ISBN : 9791090685345
A chaque instant, nous pouvons accéder à une multitude d’informations, sur tous les sujets et à partir de n’importe quel endroit. Paradoxalement, il est de plus en plus difficile de trouver des connaissances de base fiables, ce qui tend à renforcer les discours superficiels et les préjugés. Pour lutter contre cette tendance, la collection Choc des idées propose un panorama inédit sur divers sujets d’actualité.
L’introduction et la conclusion de ces ouvrages, rédigées par des spécialistes impartiaux, apportent au lecteur le bagage nécessaire pour aborder sans complexe les arguments des deux contradicteurs. La partie de confrontation entre deux grandes positions antagonistes permet, quant à elle, de faire le tour des problématiques et des solutions proposées.

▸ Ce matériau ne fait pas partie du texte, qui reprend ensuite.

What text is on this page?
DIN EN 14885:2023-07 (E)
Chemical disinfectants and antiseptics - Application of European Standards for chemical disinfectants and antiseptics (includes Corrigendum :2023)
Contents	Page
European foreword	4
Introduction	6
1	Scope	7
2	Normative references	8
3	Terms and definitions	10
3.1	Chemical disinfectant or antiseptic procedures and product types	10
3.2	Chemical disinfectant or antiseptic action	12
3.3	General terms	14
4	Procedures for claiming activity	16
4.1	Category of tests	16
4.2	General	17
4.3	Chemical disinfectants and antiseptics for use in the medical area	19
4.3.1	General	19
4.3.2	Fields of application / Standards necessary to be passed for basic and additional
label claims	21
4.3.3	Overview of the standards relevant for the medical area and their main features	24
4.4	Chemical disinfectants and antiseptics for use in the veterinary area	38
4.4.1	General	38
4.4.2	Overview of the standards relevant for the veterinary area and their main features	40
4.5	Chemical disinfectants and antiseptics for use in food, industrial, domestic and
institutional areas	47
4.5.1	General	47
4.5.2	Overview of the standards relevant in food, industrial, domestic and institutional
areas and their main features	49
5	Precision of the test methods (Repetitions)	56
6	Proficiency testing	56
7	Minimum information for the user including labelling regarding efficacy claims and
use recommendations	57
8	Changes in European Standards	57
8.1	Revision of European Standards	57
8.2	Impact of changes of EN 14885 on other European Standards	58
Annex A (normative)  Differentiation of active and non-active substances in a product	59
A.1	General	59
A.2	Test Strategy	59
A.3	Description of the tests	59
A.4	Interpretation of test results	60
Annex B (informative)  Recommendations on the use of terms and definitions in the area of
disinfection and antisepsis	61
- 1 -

Courts, synthétiques et faciles d’accès, les livres de cette collection permettent au lecteur de se forger sa propre opinion, et d’échapper ainsi aux discours simplistes de certains autocrates de notre société.
Thierry Doré
Thierry Doré est ingénieur agronome, professeur d’agronomie et directeur scientifique à AgroParisTech. Il préside actuellement l’Association française d’agronomie. Ses recherches concernent la transformation des systèmes de culture pour une agriculture plus durable, en conditions tempérées et tropicales. Parallèlement à la production d’articles scientifiques, il a coédité quatre ouvrages à destination des étudiants, du développement agricole et du grand public.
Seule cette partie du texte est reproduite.